EcoWise Holdings has cited Wednesday a material uncertainty over whether the group can continue as a going concern, pointing to recent letters of reminder and demand from financial institutions requesting repayments.
Earlier this month, the company said it received letters of demand from Malayan Banking (Maybank) and Al Rajhi Banking & Investment Corp. (Malaysia) for overdue payments. In addition, the company has said one of its subsidiaries has received a formal notice from NEA that it breached a clause in its tenancy agreement requiring a security deposit of S$691,200.
EcoWise said Wednesday in a filing to SGX in response to queries from the exchange that it it in talks with the financial institutions and will explore other measures to manage the current cashflow situation.
On the NEA tenancy agreement, the agency told the company earlier this week that it grant the request to extend the deadline on the security deposit payment to 28 March, EcoWise said.
“The company is in discussion with an insurance broker to assist in securing an insurance company to provide the security deposit in the form of an insurance performance bond to NEA by the stipulated deadline,” EcoWise said.

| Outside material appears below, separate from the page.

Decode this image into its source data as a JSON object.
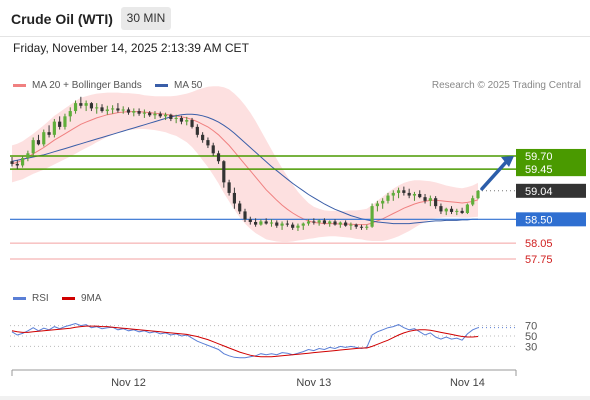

The agreement is to extend the existing lease at a lot at the Sarimbun Recycling Park in Singapore for an additional 17 months, the filing said, noting the group has been operating its recycling facilities for horticultural and wood waste on the property for more than 10 years.
The recycled waste produced on the property provides the raw materials for the group’s renewable energy business in Singapore, EcoWise said. If NEA re-enters the property, the group would need to procure alternate sources of raw materials, which would increase operational costs or could lead to an inability to fulfill contracts and potential penalties, EcoWise said.
Seeking an EGM
Separately, a group of eight shareholders holding around 11.3 percent of the company collectively have filed to convene an extraordinary general meeting (EGM), according to a filing to SGX Wednesday.
The shareholder group intents to vote on removing Cao Shixuan as executive director and deputy CEO and on installing three new directors, the filing said.
The company noted two previous shareholder attempts to convene EGMs to remove Cao: One, which did not proceed because Cao obtained an interim injunction to prohibit the meeting, and a second which did not proceed because the shareholders voluntarily postponed it.